I'm glossing over a lot because of post limitations, but there was a lot of variance over exactly how much to use of the Hebrew reckoning, as well as the Council of Nicaea.
There's also the difficulty that comes from the NT account in John having the Last Supper occurring on 14 Nisan, but that also definitely being Jesus celebrating #Pascha according to the other gospels.
Indeed, there was a whole 'Quartodeciman' thing in the early Christian church based upon people equating #Easter with (Christian) #Passover itself rather than the Sunday after it. The name 'Quartodeciman' comes from the Latin for 14th.

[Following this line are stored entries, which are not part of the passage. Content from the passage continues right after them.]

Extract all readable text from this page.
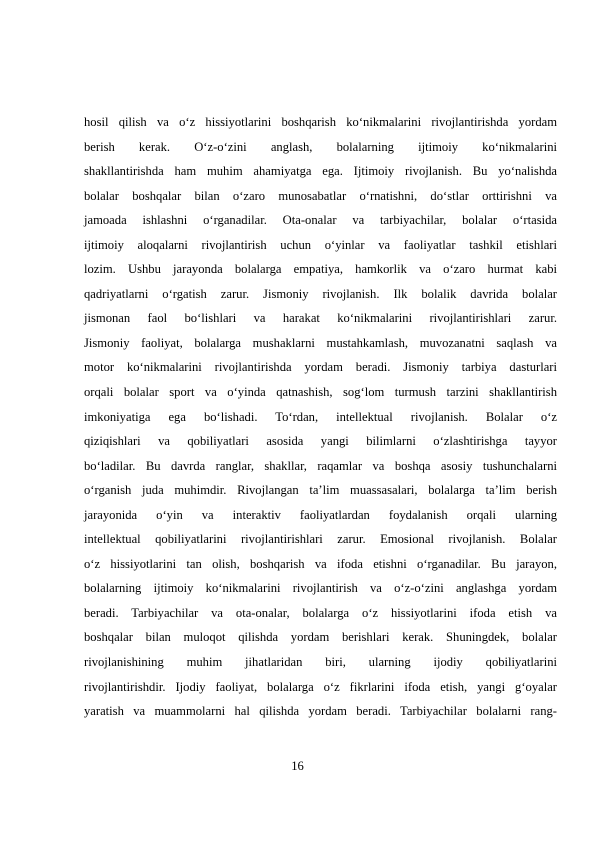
hosil qilish va o‘z hissiyotlarini boshqarish ko‘nikmalarini rivojlantirishda yordam
berish kerak. O‘z-o‘zini anglash, bolalarning ijtimoiy ko‘nikmalarini
shakllantirishda ham muhim ahamiyatga ega. Ijtimoiy rivojlanish. Bu yo‘nalishda
bolalar boshqalar bilan o‘zaro munosabatlar o‘rnatishni, do‘stlar orttirishni va
jamoada ishlashni o‘rganadilar. Ota-onalar va tarbiyachilar, bolalar o‘rtasida
ijtimoiy aloqalarni rivojlantirish uchun o‘yinlar va faoliyatlar tashkil etishlari
lozim. Ushbu jarayonda bolalarga empatiya, hamkorlik va o‘zaro hurmat kabi
qadriyatlarni o‘rgatish zarur. Jismoniy rivojlanish. Ilk bolalik davrida bolalar
jismonan faol bo‘lishlari va harakat ko‘nikmalarini rivojlantirishlari zarur.
Jismoniy faoliyat, bolalarga mushaklarni mustahkamlash, muvozanatni saqlash va
motor ko‘nikmalarini rivojlantirishda yordam beradi. Jismoniy tarbiya dasturlari
orqali bolalar sport va o‘yinda qatnashish, sog‘lom turmush tarzini shakllantirish
imkoniyatiga ega bo‘lishadi. To‘rdan, intellektual rivojlanish. Bolalar o‘z
qiziqishlari va qobiliyatlari asosida yangi bilimlarni o‘zlashtirishga tayyor
bo‘ladilar. Bu davrda ranglar, shakllar, raqamlar va boshqa asosiy tushunchalarni
o‘rganish juda muhimdir. Rivojlangan ta’lim muassasalari, bolalarga ta’lim berish
jarayonida o‘yin va interaktiv faoliyatlardan foydalanish orqali ularning
intellektual qobiliyatlarini rivojlantirishlari zarur. Emosional rivojlanish. Bolalar
o‘z hissiyotlarini tan olish, boshqarish va ifoda etishni o‘rganadilar. Bu jarayon,
bolalarning ijtimoiy ko‘nikmalarini rivojlantirish va o‘z-o‘zini anglashga yordam
beradi. Tarbiyachilar va ota-onalar, bolalarga o‘z hissiyotlarini ifoda etish va
boshqalar bilan muloqot qilishda yordam berishlari kerak. Shuningdek, bolalar
rivojlanishining muhim jihatlaridan biri, ularning ijodiy qobiliyatlarini
rivojlantirishdir. Ijodiy faoliyat, bolalarga o‘z fikrlarini ifoda etish, yangi g‘oyalar
yaratish va muammolarni hal qilishda yordam beradi. Tarbiyachilar bolalarni rang-
16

Basically, Christianity and Judaism do not exactly line up, when it comes to these, and have not for a long time. And Christianity has even had to theorize a pre-exilic Hebrew calendar that ran 1 day ahead to reconcile its gospels and the whole 'three days' thing.
If you go and read the Calendar (New Style) Act 1750, you'll find that there the "moon" is not an astronomical one. As mentioned, the Hebrew calendar began using lookup tables about 16 centuries ago. It had all been tables for centuries by 1750.
The 1750 Act laid out tables for calculating, using a system of 'Dominical letters' and 'Golden numbers', the date of Easter.
Basically, there's a notional 'full moon' here that is calculated, not observed by looking at Luna. Hence how the drafters of the Act were able to construct tables that went up to the year 2199.